In this context, our previous work on patient tumour-derived cells (PDCs), including some of these NGS-profiled gliomas, provides a valuable model for phenotypic or targeted drug testing.^[38] Testing in 2D and 3D spheroid cultures, to assess drug penetration, resistance, and immune modulation, singly or in combination with drugs targeting different signalling pathways. Our PDC panel spans Grade 1 DIG tumours to Grade 4 GBMs and different histotypes.^[38] Such models are essential for translating genomic findings into actionable therapies and for identifying effective treatments in the context of glioma heterogeneity.

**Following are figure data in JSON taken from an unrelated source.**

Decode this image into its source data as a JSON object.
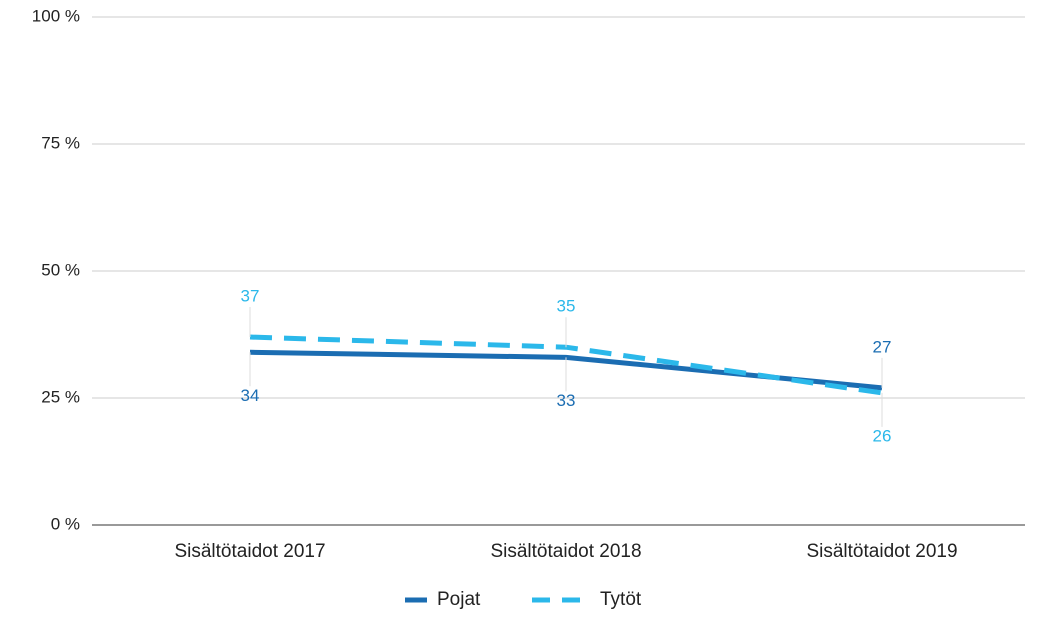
{
  "chart_data": {
    "type": "line",
    "categories": [
      "Sisältötaidot 2017",
      "Sisältötaidot 2018",
      "Sisältötaidot 2019"
    ],
    "series": [
      {
        "name": "Pojat",
        "color": "#1b6db2",
        "values": [
          34,
          33,
          27
        ]
      },
      {
        "name": "Tytöt",
        "color": "#2bb8ea",
        "values": [
          37,
          35,
          26
        ]
      }
    ],
    "ylim": [
      0,
      100
    ],
    "yticks": [
      {
        "value": 0,
        "label": "0 %"
      },
      {
        "value": 25,
        "label": "25 %"
      },
      {
        "value": 50,
        "label": "50 %"
      },
      {
        "value": 75,
        "label": "75 %"
      },
      {
        "value": 100,
        "label": "100 %"
      }
    ],
    "grid": true,
    "legend": "bottom"
  }
}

Future studies should integrate molecular profiling with clinical outcomes to refine glioma classification and optimise biomarker-driven trials. In India, ISNO guidelines currently use the WHO 2016 classification with predominantly IHC-based surrogates in resource-limited settings, while recent work demonstrates that the WHO 2021 molecular criteria can be applied using a combination of IHC and targeted molecular assays, making it feasible to align local practice with global standards.^[5,39] Combination regimens that simultaneously target multiple pathways, along with immunotherapies such as checkpoint inhibitors and adaptive trial designs, are promising strategies, particularly in aggressive subtypes such as EGFR-amplified GBMs.^[40]

In summary, our findings reinforce the molecular heterogeneity of gliomas and highlight the clinical relevance of genomic profiling in personalised therapies. Continued efforts in genomic characterisation, targeted therapy development, and biomarker-driven clinical trials hold tremendous promise for improving outcomes for glioma patients.

TAKE HOME MESSAGE

Our findings reinforce the molecular heterogeneity of gliomas and highlight the clinical relevance of genomic profiling in personalized therapies. Continued efforts in genomic characterization, targeted therapy development, and biomarker-driven clinical trials hold tremendous promise for improving outcomes for glioma patients.